According to Spectrum News 1, Nguyen won about 10.09% of the vote, totaling 7,364 votes.
They were endorsed by several organizations, including Massachusetts State Council, Victory Club, Planned Parenthood Advocacy Fund of Massachusetts, and Vote Pro Choice.
Worcester City Councilors Etel Haxhiaj and Thu Nguyen celebrating their Election Day wins in Webster Square today! pic.twitter.com/kLv5WeXP0N— Dan Reidy (@TheDanReidy) November 3, 2021
The political newcomer grew up in a low-income family in Worcester, and they’ve spent their career giving back to the community. Nguyen, a Vietnamese refugee, sought asylum with their family at age one.
They attended Worcester public schools and graduated with a bachelor’s of arts in studio art and sociology from Clark University.
Nguyen created a program that helped students get accepted to Claremont Academy, and co-founded an organization that showed young people how to excel in storytelling through their art.
Over the last 10 years, Nguyen coordinated after-school programs at the Worcester Youth Center to hire people to work for Recreation Worcester at local parks and schools across the city.
Nguyen works at the Southeast Asian Coalition, an organization that supports small businesses, promotes civic engagement, and strengthens communities.
They also helped establish Mutual Aid Worcester, which raised $75,000 to support families in Worcester and started an immigrant and refugee pantry, and hot meals program during the pandemic.
Thu Nguyen celebrates winning an at-large City Council seat in #Worcester. They become Worcester's first Southeast Asian-American and first non-binary member of the council. @telegramdotcom #MApoli pic.twitter.com/3WrKk7w8vJ— Rick Cinclair (@RickCinclair) November 3, 2021
Nguyen told Telegram that their grassroots campaign was “for the people, by the people” and stressed the importance of inclusivity and ownership. They said their work as a community organizer helped them succeed, only strengthening their existing relationships within the community.

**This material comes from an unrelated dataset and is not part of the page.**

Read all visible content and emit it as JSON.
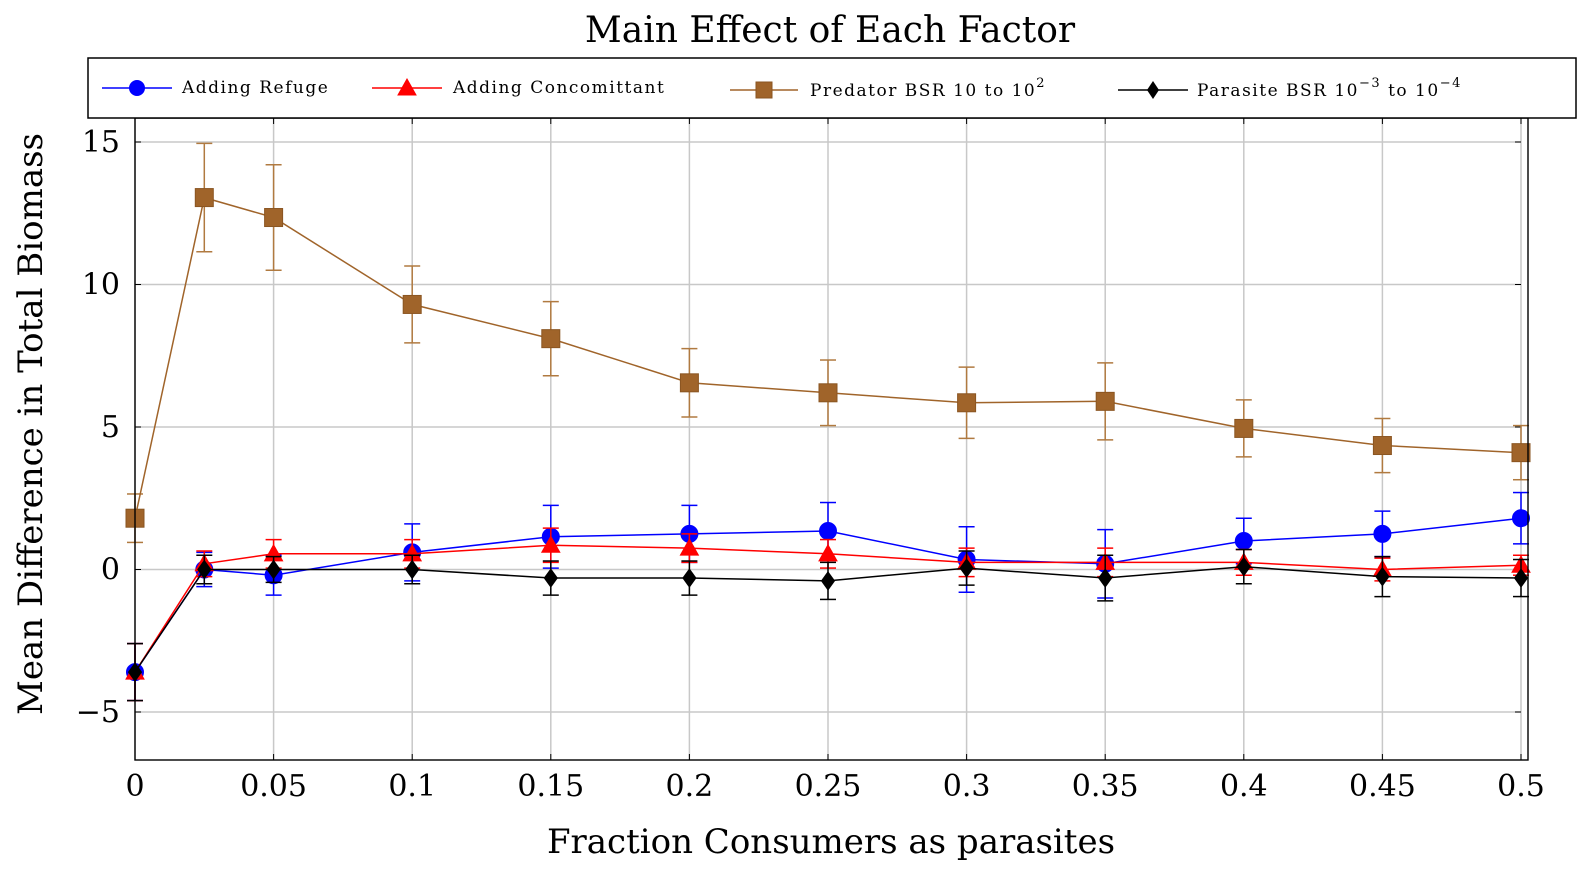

"I was a familiar face already," Nguyen said. "The trust was already built."
Currently, there are only nine openly non-binary elected officials in the entire country.
Mayor Annise Parker, President & CEO of LGBTQ Victory Fund, said that Nguyen has shattered a “rainbow ceiling.”
“Their victory proves voters look beyond gender identity and will elect leaders with the qualifications and drive to improve people’s lives. Thu’s experiences – as a person of color, non-binary person and refugee – will bring a more unique and critical perspective to the city council and it will lead to more inclusive legislation,” Parker said in a statement.